Con varie forme di diffusione (internet, stampa, associazioni di settore, etc.) è in atto una campagna informativa che ha per scopo la sensibilizzazione di coloro che già praticano attività in montagna o in aree boschive, per l’utilizzo di apparati radio rice-trasmittenti di libero uso.

Questi apparati sono denominati PMR-446 e sono sintonizzabili su vari canali.

Frequenze radio

Per convenzione e a livello nazionale è stato stabilito l’uso di un canale unico per tutto il territorio nazionale, da noi denominato CANALE 8-16 (canale 8 + codice CTCSS 16). Tale canale corrisponde alla frequenza radio 446.09375 MHz con applicazione del tono subaudio (CTCSS) 114.8 Hz. Per chi è in possesso di apparati PMR-446 programmabili, il CTCSS va impostato sia in TX (trasmissione) che in RX (ricezione).
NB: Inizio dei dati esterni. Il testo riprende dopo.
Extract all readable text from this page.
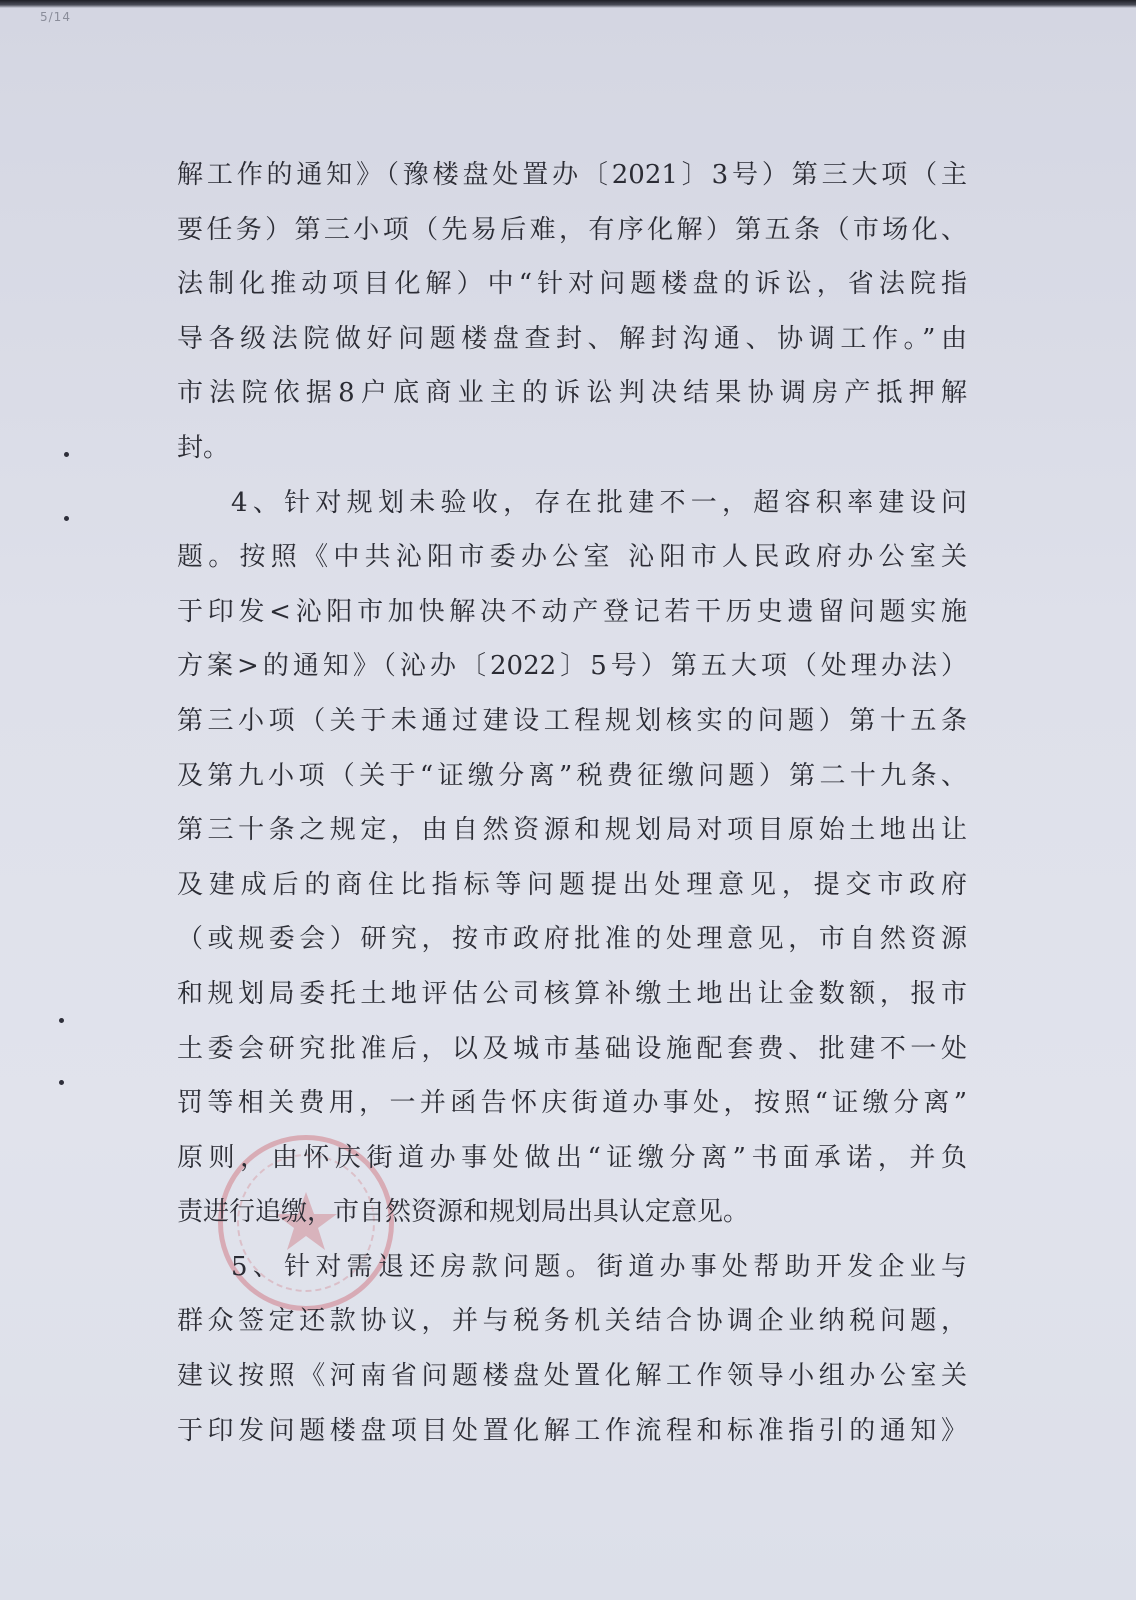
5/14
解工作的通知》（豫楼盘处置办〔2021〕3号）第三大项（主
要任务）第三小项（先易后难，有序化解）第五条（市场化、
法制化推动项目化解）中“针对问题楼盘的诉讼，省法院指
导各级法院做好问题楼盘查封、解封沟通、协调工作。”由
市法院依据8户底商业主的诉讼判决结果协调房产抵押解
封。
4、针对规划未验收，存在批建不一，超容积率建设问
题。按照《中共沁阳市委办公室 沁阳市人民政府办公室关
于印发<沁阳市加快解决不动产登记若干历史遗留问题实施
方案>的通知》（沁办〔2022〕5号）第五大项（处理办法）
第三小项（关于未通过建设工程规划核实的问题）第十五条
及第九小项（关于“证缴分离”税费征缴问题）第二十九条、
第三十条之规定，由自然资源和规划局对项目原始土地出让
及建成后的商住比指标等问题提出处理意见，提交市政府
（或规委会）研究，按市政府批准的处理意见，市自然资源
和规划局委托土地评估公司核算补缴土地出让金数额，报市
土委会研究批准后，以及城市基础设施配套费、批建不一处
罚等相关费用，一并函告怀庆街道办事处，按照“证缴分离”
原则，由怀庆街道办事处做出“证缴分离”书面承诺，并负
责进行追缴，市自然资源和规划局出具认定意见。
5、针对需退还房款问题。街道办事处帮助开发企业与
群众签定还款协议，并与税务机关结合协调企业纳税问题，
建议按照《河南省问题楼盘处置化解工作领导小组办公室关
于印发问题楼盘项目处置化解工作流程和标准指引的通知》
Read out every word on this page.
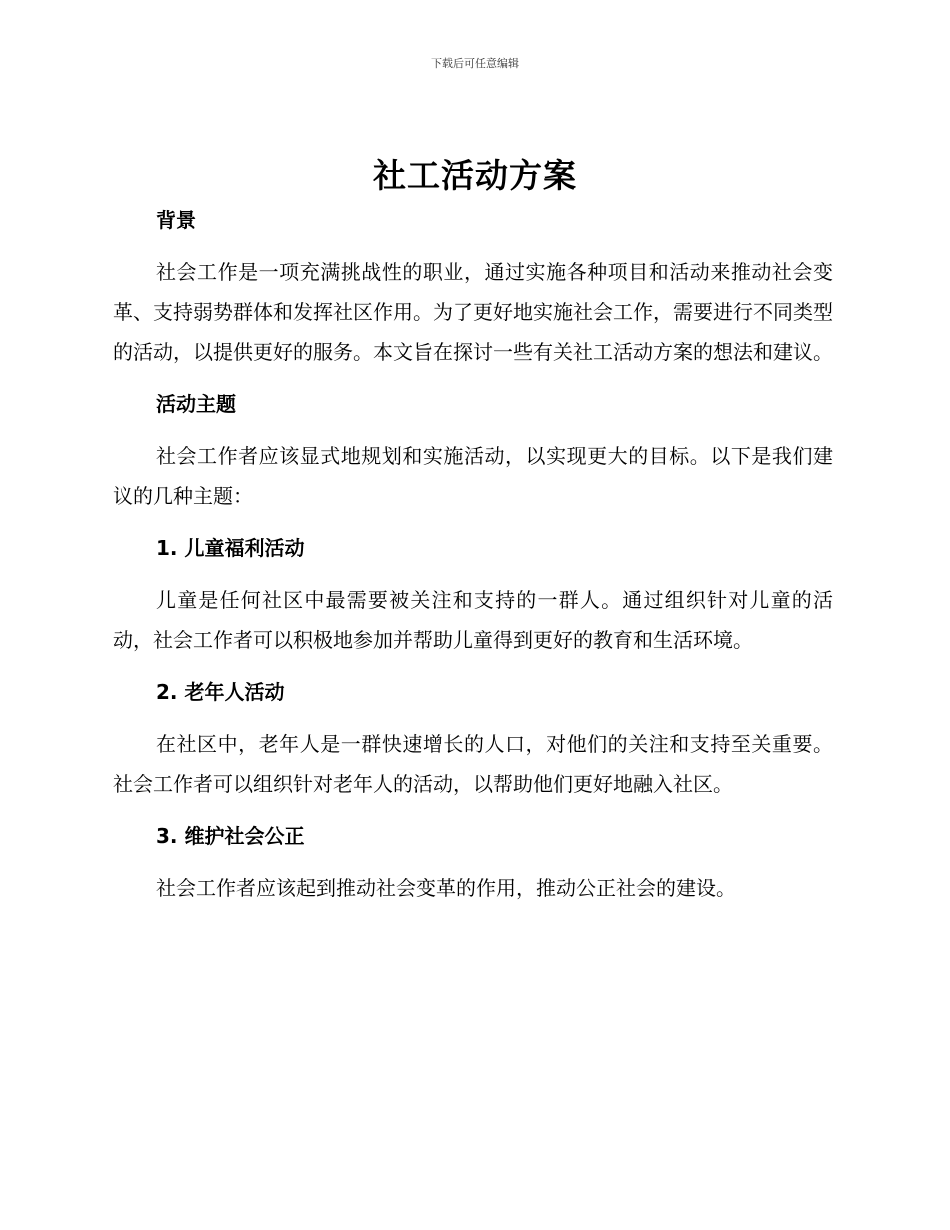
下载后可任意编辑
社工活动方案
背景

社会工作是一项充满挑战性的职业，通过实施各种项目和活动来推动社会变革、支持弱势群体和发挥社区作用。为了更好地实施社会工作，需要进行不同类型的活动，以提供更好的服务。本文旨在探讨一些有关社工活动方案的想法和建议。

活动主题

社会工作者应该显式地规划和实施活动，以实现更大的目标。以下是我们建议的几种主题：

1. 儿童福利活动

儿童是任何社区中最需要被关注和支持的一群人。通过组织针对儿童的活动，社会工作者可以积极地参加并帮助儿童得到更好的教育和生活环境。

2. 老年人活动

在社区中，老年人是一群快速增长的人口，对他们的关注和支持至关重要。社会工作者可以组织针对老年人的活动，以帮助他们更好地融入社区。

3. 维护社会公正

社会工作者应该起到推动社会变革的作用，推动公正社会的建设。
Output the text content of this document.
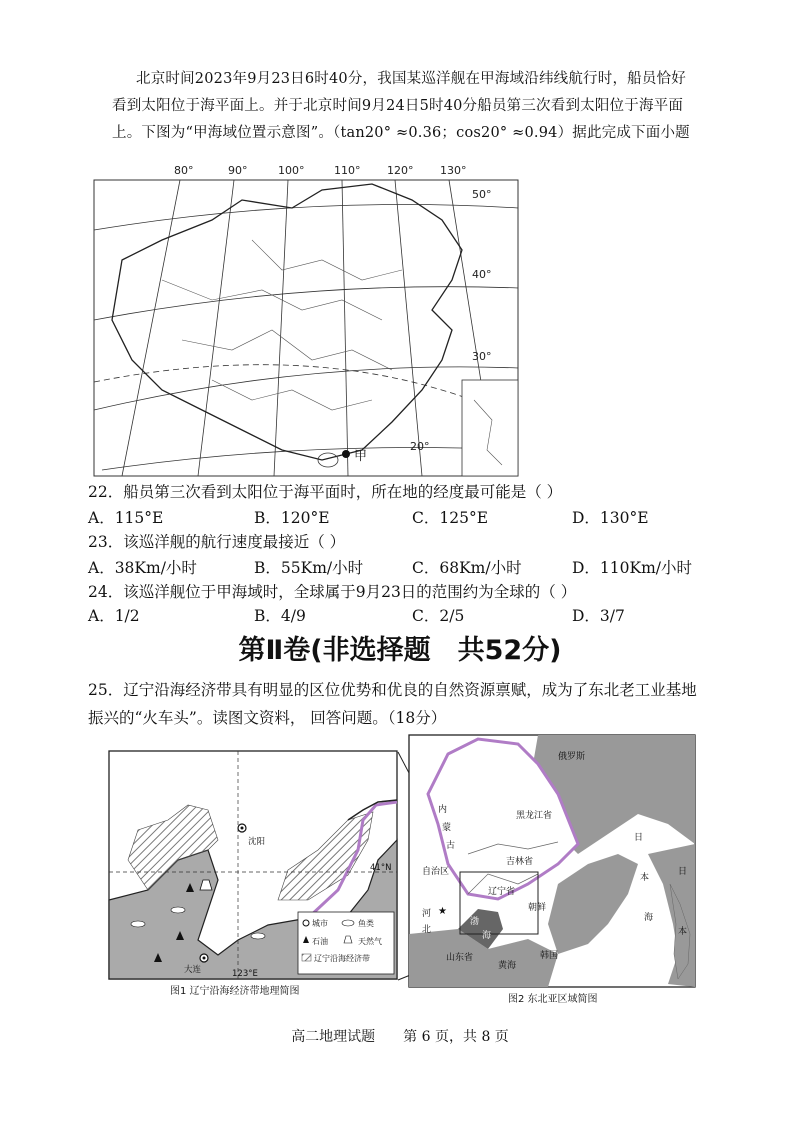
北京时间2023年9月23日6时40分，我国某巡洋舰在甲海域沿纬线航行时，船员恰好看到太阳位于海平面上。并于北京时间9月24日5时40分船员第三次看到太阳位于海平面上。下图为“甲海域位置示意图”。（tan20° ≈0.36；cos20° ≈0.94）据此完成下面小题
80°	90°	100°	110° 120° 130°
50°
40°
30°
20°
甲
22．船员第三次看到太阳位于海平面时，所在地的经度最可能是（ ）
A．115°E	B．120°E	C．125°E	D．130°E
23．该巡洋舰的航行速度最接近（ ）
A．38Km/小时	B．55Km/小时	C．68Km/小时	D．110Km/小时
24．该巡洋舰位于甲海域时，全球属于9月23日的范围约为全球的（ ）
A．1/2	B．4/9	C．2/5	D．3/7
第Ⅱ卷(非选择题　共52分)
25．辽宁沿海经济带具有明显的区位优势和优良的自然资源禀赋，成为了东北老工业基地振兴的“火车头”。读图文资料， 回答问题。（18分）
城市	鱼类
石油	天然气
辽宁沿海经济带
沈阳
大连
41°N
123°E
图1 辽宁沿海经济带地理简图
俄罗斯
黑龙江省
吉林省
辽宁省
内
蒙
古
自治区
河
北
朝鲜
韩国
山东省
渤
海
黄海
日
本
海
日
本
★
图2 东北亚区域简图
高二地理试题　　第 6 页，共 8 页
La funzionalità della Rete Radio Montana, ovvero la sua efficienza, è direttamente proporzionale al numero di apparati (nodi) sintonizzati contemporaneamente sul CANALE 8-16 in un’area geograficamente ristretta.

Sono state stabilite delle frequenze radio secondarie, da utilizzare eventualmente in aggiunta all’8-16, quali:

  • Per i soli radioamatori (in possesso della patente e relativo nominativo ministeriale): 145.250 MHz
  • Per i possessori di apparati CB (27 MHz): Canale 16 FM

 

Identificativi Radio

La partecipazione al progetto prevede l’assegnazione, a titolo gratuito, di un Identificativo Radio (ID). Approfondisci l’argomento.

Le guide escursionistiche della Sibillini Adventure hanno aderito al progetto tramite identificativi radio in Umbria.